Congratulations are in order for Westover High School senior Kayla Stubbs. This student was a recent winner in the Careers in Energy Week 2011 Essay Contest. Kayla took the theme "Energy Workers Make a World of Difference," furnished by the Georgia Energy and Industrial Construction Consortium, sponsor of the contest, and wrote a winning essay entitled "What a Pitiful World This Would Be." For her efforts, Stubbs was awarded a new iPod.

Leadership Albany has undertaken a gigantic project. The group, already involved with a literacy program through the Ferst Foundation, has now taken the sole responsibility to fund (or locate funds) for Dougherty County children. The program puts age-appropriate books in the hands of 1,400 children right here in this county at the rate of one book per child per month. The funding that was assisting with a large portion of the book purchases through the Division of Family and Children Services is no longer available. Leadership Albany needs area citizens and businesses to step up in order to keep the books going out to the kids. If you are sincerely concerned about poverty and education, now is the time to give what you can. And, rest assured, every penny will go straight to this worthy cause.

This newspaper certainly heard loudly from its readers that disqualified Ward II candidate Cheryl Calhoun should have her qualifying fees returned. A mistake, and that is all it was, at the time Calhoun filed required paperwork to run for the Albany City Commission was made by Dougherty County Elections officials. The department admitted the error and, in turn, the candidate was ruled ineligible for the race. City Manager James Taylor understood that, although the fees could not be recovered from the state, it was within his power to right the wrong. Taylor swiftly took care of the matter by cutting Calhoun a check from the city's contingency fund. An unfortunate turn of events was handled by all in the best manner possible.

Operation Christmas Child sends shoeboxes filled with gifts to needy children in more than 100 countries, including the United States.
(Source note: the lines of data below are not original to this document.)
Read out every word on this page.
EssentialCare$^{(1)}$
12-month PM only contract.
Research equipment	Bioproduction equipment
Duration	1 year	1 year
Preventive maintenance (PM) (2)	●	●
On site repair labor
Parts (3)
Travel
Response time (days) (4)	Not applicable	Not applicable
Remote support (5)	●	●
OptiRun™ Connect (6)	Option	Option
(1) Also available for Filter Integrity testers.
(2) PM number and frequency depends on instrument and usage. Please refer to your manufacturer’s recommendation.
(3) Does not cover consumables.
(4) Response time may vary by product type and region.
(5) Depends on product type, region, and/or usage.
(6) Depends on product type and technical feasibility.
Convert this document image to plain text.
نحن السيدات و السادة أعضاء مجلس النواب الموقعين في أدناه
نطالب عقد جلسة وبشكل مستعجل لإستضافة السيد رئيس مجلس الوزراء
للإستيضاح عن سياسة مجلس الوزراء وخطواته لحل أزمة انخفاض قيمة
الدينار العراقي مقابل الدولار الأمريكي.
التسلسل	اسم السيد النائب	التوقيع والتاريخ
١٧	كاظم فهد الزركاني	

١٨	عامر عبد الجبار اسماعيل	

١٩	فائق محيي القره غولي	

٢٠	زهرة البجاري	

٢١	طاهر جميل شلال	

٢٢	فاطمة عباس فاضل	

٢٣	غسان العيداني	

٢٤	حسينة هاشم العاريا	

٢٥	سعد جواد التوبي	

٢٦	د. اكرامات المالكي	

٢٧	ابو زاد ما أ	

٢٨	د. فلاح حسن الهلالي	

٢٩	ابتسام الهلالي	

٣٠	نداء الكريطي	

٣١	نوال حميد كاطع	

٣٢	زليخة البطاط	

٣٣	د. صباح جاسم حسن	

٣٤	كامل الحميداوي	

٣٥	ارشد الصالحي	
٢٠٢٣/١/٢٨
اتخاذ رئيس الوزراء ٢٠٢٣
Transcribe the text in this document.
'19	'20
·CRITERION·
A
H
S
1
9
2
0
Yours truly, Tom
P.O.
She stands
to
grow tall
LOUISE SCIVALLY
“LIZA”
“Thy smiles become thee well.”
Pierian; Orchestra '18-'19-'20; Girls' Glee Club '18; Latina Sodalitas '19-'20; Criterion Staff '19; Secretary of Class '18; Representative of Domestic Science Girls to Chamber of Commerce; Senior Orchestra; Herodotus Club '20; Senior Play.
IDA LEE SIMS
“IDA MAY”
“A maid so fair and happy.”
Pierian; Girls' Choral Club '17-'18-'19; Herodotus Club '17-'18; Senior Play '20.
The boxes are packed with small toys, hard candy, socks, paper, pencils, crayons and a variety of other items. While this is a ministry most often handled through churches, it is not necessary to be involved in a church to participate. Locally, the collection site for this year is the former Coca-Cola plant on Pine Avenue, and the collection dates are Nov. 14-21. For guidelines on how to pack a box, simply visit www.samaritanspurse.org.

The Albany State Marching Rams Show Band has been invited to compete among the final eight of the 2012 Honda Battle of the Bands. The placement in the elite eight is much-coveted by university bands and an honor that includes an all-expenses paid trip as well as a $20,000 grant from Honda for the school's music education program. Each band will have 12 minutes on the field of the Georgia Dome in January to perform for the judges. What a great way to start a new year!

An email was recently sent from a representative of the Georgia Department of Education regarding Albany Early College. A Career, Technology and Agricultural Education specialist from the state had something to share with Dougherty County school officials. It appears that Early College students were attendees at the Georgia Science, Technology, Engineering and Mathematics (STEM) Festival this fall. Middle school students attended the Gwinnett County event, and high school students visited Ware County. In part, the email read: "I cannot begin to tell you how impressed the Department of Education and the exhibitors were with your students. Not only did they look spectacular in their uniforms, but their listening skills and ability to communicate at sophisticated levels demonstrated what high expectations you have for them. You must be incredibly proud to have such quality students represent the Dougherty County School System."